As Environmental Crimes Destroy the Amazon, Brazil Fails to Act

Published: 26 July 2022

Amazon Rainforest

About 60% of the Amazon Basin is in Brazil. (Photo: lubasi, Flickr, License)

By Inci Sayki

Brazilian authorities are doing little to tackle the network of environmental crimes, largely to blame for the degradation and deforestation of the Amazon, a new report finds.

“This analysis found that protected areas of the Amazon, including Indigenous Lands, Conservation Units and Permanent Protection Areas, have been increasingly impacted by the ecosystem of environmental crime, principally illegal logging and gold mining,” said the report by Brazilian think-tank Igarape Institute.

Last week’s study comes amid criticisms of the country’s far-right president, Jair Bolsonaro, and the rising global concerns about the Amazon’s deforestation, which has risen to its highest levels in more than a decade since Bolsonaro took office in 2019 - pushing the planet’s largest tropical biome close to its tipping point.

Bolsonaro has had a questionable track record when it comes to the safeguarding of the Amazon. His administration has systematically undermined environmental protections and pushed Indigenous land to be open for business, according to the Council of Foreign Relations.

The Igarape Institute’s study depicting the collision of organized crime groups with public agencies found that systemic document fraud was an integral element of all environmental crimes. The report said, “uncovering this activity is a priority issue for public agencies responsible for environmental inspection and criminal investigation.”

“In the ecosystem of fraud, government corruption and tax and/or financial crime are interconnected,” it added.

By mapping the trajectories of natural resources and commodities “laundered” from the Amazon to Brazil and the rest of the world, the study found repetitive involvement in almost all illicit forest economies or related illegal activities from several states - primarily in the gold supply chain.

Furthermore, according to study, only two percent of the analyzed 302 environmental crime raids carried out by the Federal Police in the Amazon between 2016 and 2021 targeted the illegal seizures of undesignated public forest lands. However, the deforestation of undesignated public lands doubled between 2018 and 2021, reaching 367,000 hectares.

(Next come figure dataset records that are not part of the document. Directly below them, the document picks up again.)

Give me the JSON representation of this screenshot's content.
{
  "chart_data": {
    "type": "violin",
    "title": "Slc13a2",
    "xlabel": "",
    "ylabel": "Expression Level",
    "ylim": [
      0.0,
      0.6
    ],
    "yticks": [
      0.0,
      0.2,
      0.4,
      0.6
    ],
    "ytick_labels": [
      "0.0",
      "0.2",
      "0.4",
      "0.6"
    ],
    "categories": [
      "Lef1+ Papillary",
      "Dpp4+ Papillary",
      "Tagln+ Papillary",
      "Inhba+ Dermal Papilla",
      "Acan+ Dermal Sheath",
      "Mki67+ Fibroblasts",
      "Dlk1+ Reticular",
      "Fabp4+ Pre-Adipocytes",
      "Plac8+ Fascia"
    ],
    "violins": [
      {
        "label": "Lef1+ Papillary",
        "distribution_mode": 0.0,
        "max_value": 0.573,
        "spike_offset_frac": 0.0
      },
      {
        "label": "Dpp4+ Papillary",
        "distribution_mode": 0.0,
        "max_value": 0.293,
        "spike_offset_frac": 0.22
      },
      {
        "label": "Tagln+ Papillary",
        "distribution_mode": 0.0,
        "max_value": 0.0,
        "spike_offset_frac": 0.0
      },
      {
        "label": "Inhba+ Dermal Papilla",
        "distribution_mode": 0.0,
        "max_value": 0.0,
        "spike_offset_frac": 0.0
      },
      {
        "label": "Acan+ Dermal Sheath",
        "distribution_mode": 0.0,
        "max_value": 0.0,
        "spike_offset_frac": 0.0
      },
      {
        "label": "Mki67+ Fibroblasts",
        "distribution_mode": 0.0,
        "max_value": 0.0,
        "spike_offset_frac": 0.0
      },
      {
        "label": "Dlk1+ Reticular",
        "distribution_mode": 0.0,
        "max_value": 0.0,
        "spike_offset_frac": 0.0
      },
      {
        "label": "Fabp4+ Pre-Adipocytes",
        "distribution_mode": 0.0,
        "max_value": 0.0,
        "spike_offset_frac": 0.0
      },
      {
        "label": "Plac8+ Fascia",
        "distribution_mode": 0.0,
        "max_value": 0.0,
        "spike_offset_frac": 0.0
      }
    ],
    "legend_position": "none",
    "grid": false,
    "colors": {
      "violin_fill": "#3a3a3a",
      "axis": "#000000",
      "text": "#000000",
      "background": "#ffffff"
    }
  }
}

It constituted one of the main vectors of loss of forest in the Brazilian Amazon.

“The lack of more systematic engagement on the part of the police is likely due, at least in part, to the lack of robust socio-environmental protections in place for these forest areas,” wrote the report, urging the proper designation of public lands for the forest’s protection.

According to a report by the environmental think tank Mapbiomas, deforestation in the Brazilian Amazon increased by more than 20% in 2021. And according to data from Global Forest Watch, in 2021, Brazil lost 1.5 million hectares of primary tropical forest, more than any other country. Over 40% of tropical primary forest cleared worldwide was in Brazil.

“On one hand, government and public agencies have been paying closer attention and acting to combat environmental and converging crimes, mainly to reduce deforestation and illegal mining,” said the report by Igarape Institute.

“On the other, high ranking politicians and wealthy individuals cash in on – or fail to impede – attempts to weaken socio-environmental safeguards and regulations designed to protect the Amazon rainforest,” it continued.